Lansing looked about the camp. It was not the sort of place where he would care to settle down. Life here would be hard. There would be unremitting labor — chopping and bringing in wood, taking care of the garden and the cornfield, the never-ending scrounging for food. There would be bitter little rivalries, the flaring of tempers, incessant squabbling.

“We have worked out a primitive way of life,” said Correy, “and we manage rather well. There are fish to be taken from the river, the valleys and the hills have game. Some of us have become experts at trapping — there are a number of rabbits. More some years than others. A couple of years ago, when a drought hit us, all of us worked hard and long, carrying water from the river for the garden and the corn. But we managed; we had a splendid harvest.”

“It’s amazing,” Lansing said, “such a varied mix of people. Or I suppose it’s varied.”

“Very much so,” Correy said. “In my former life I was a member of a diplomatic corps. We have, among others, a geologist, a farmer who once owned and worked thousands of acres, a certified public accountant, a noted and once-pampered actress, a woman noted as an eminent historian, a social worker, a banker. I could go on and on.”

“Have you, in the time that you and the others have had to think about it, arrived at any conclusions as to why we all may have been brought here?”

“No, not actually. There are many speculations, as you may guess, but nothing solid. There are those who think they know, but I’m quite certain that they don’t. There are people, you understand, who find a certain stability in convincing themselves they are right about even the most fantastic notions. It gives them something they can cling to, a certainty that they know what is going on, that they know while all the rest of us are groping in the dark.”

“And you? Yourself?”

“I am one of those people who is cursed by being able to see both sides, or the many sides, of a question. As a diplomat, it was imperative that I should. I find it necessary to be strictly honest with myself; I will not allow myself to fool myself.”

“So you have no hard conviction?”

“Not a single one. All of it is as much a mystery to me as the day that I arrived.”

“What do you know of the country we’ll be traveling to reach the city? How about the badlands?”

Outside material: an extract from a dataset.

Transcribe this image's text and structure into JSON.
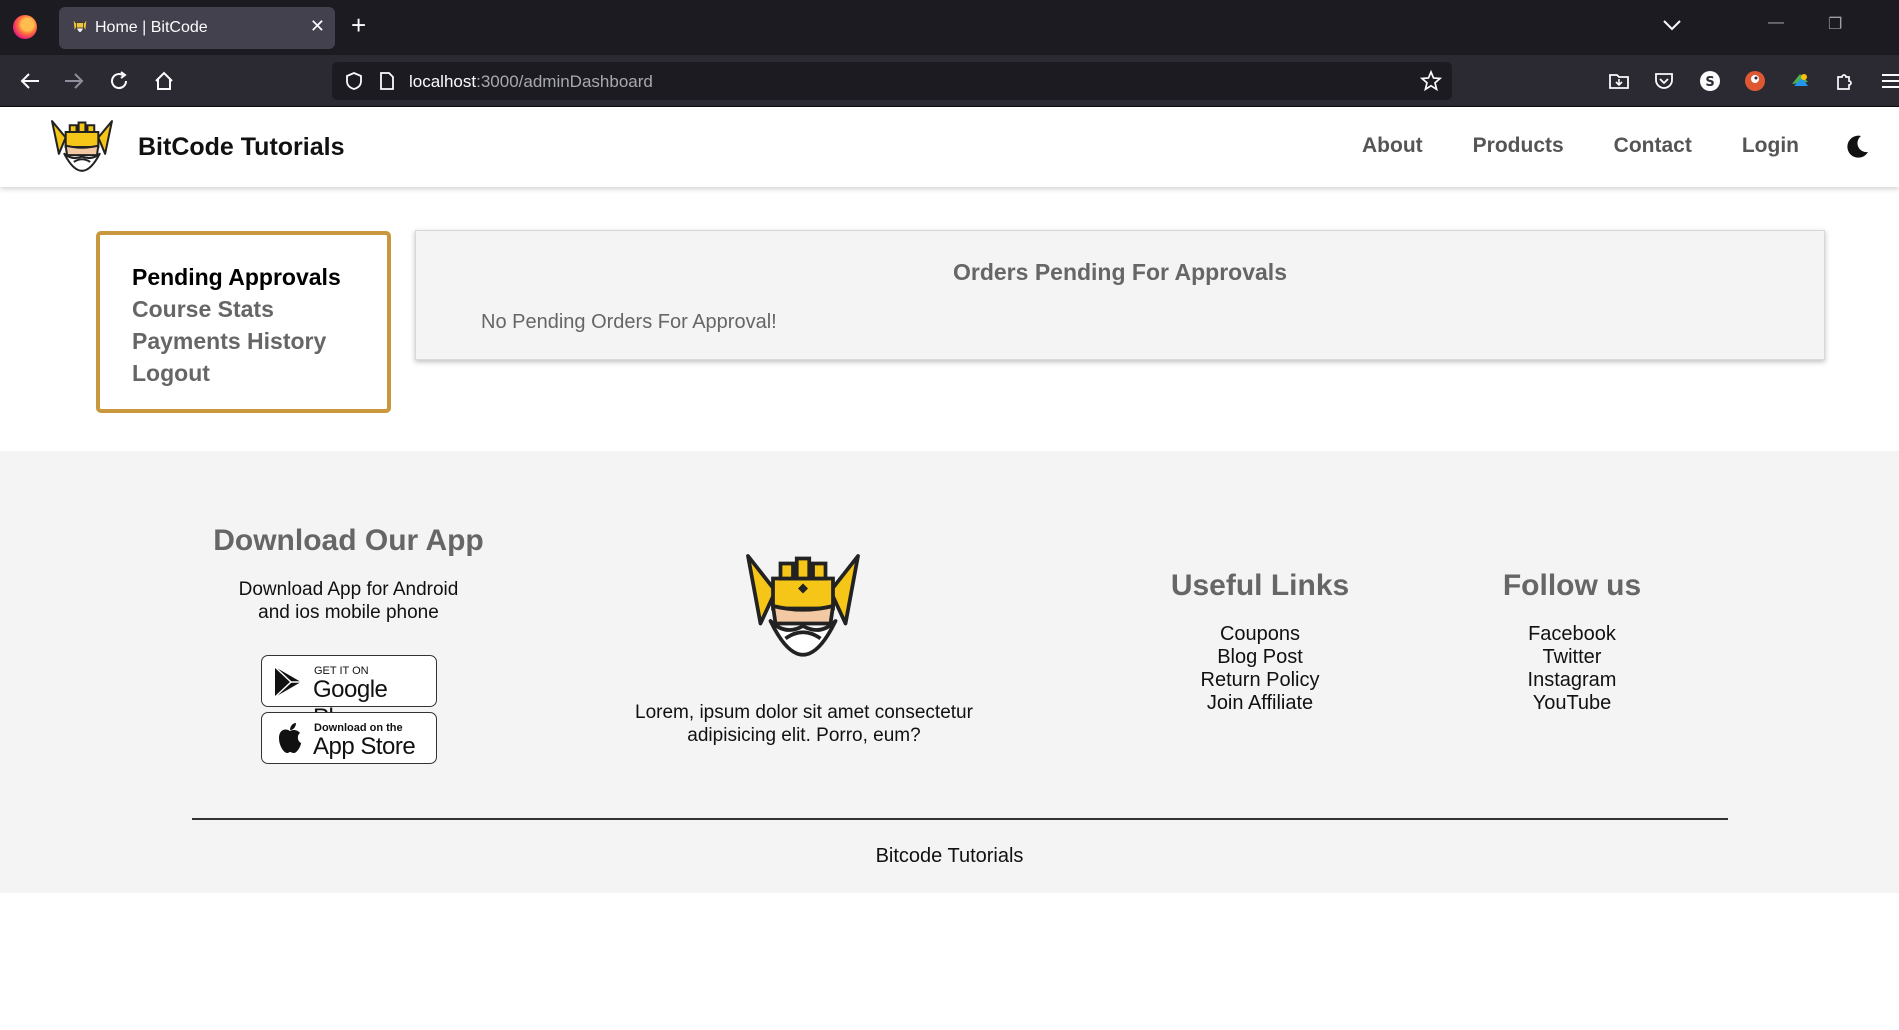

“It’s rough and hilly,” said Correy, “so far as we have ventured. Forest mostly. But not hard going. The badlands I do not know about. We have not come upon them. They must lie east of here.”

“You are quite content to stay here? You have not ventured farther? You have not looked?”

“Not content,” said Correy, “but what is there to do? Some of us have gone north to Chaos. Did you go that far?”

“I did. I lost a good friend there.”

“The north is closed by Chaos,” Correy said. “There is no getting past it. What it is, I do not know, but it blocks the way. For a hundred miles or more beyond the tower is nothing but man-killing desert. To the south, so far as we have gone, there seems no promise. So now you go back to the city, hoping you will find something that you missed.”

“No,” said Lansing. “I am going to find Mary. I must find her. She and I are the only ones of our band who are left. The other four were lost.”

“The two who are with you?”

“They were not with us to start with. They are from another group. We found them at the inn.”

“They seem to be nice people,” said Correy. “Here they come, to join us.”

Lansing looked up and saw Jorgenson and Melissa walking around the circle. Jorgenson, coming up, squatted down in front of him. Melissa remained standing. “Melissa and I want to tell you something,” Jorgenson said. “We’re sorry, but we’re not going with you. We’ve decided to stay here.”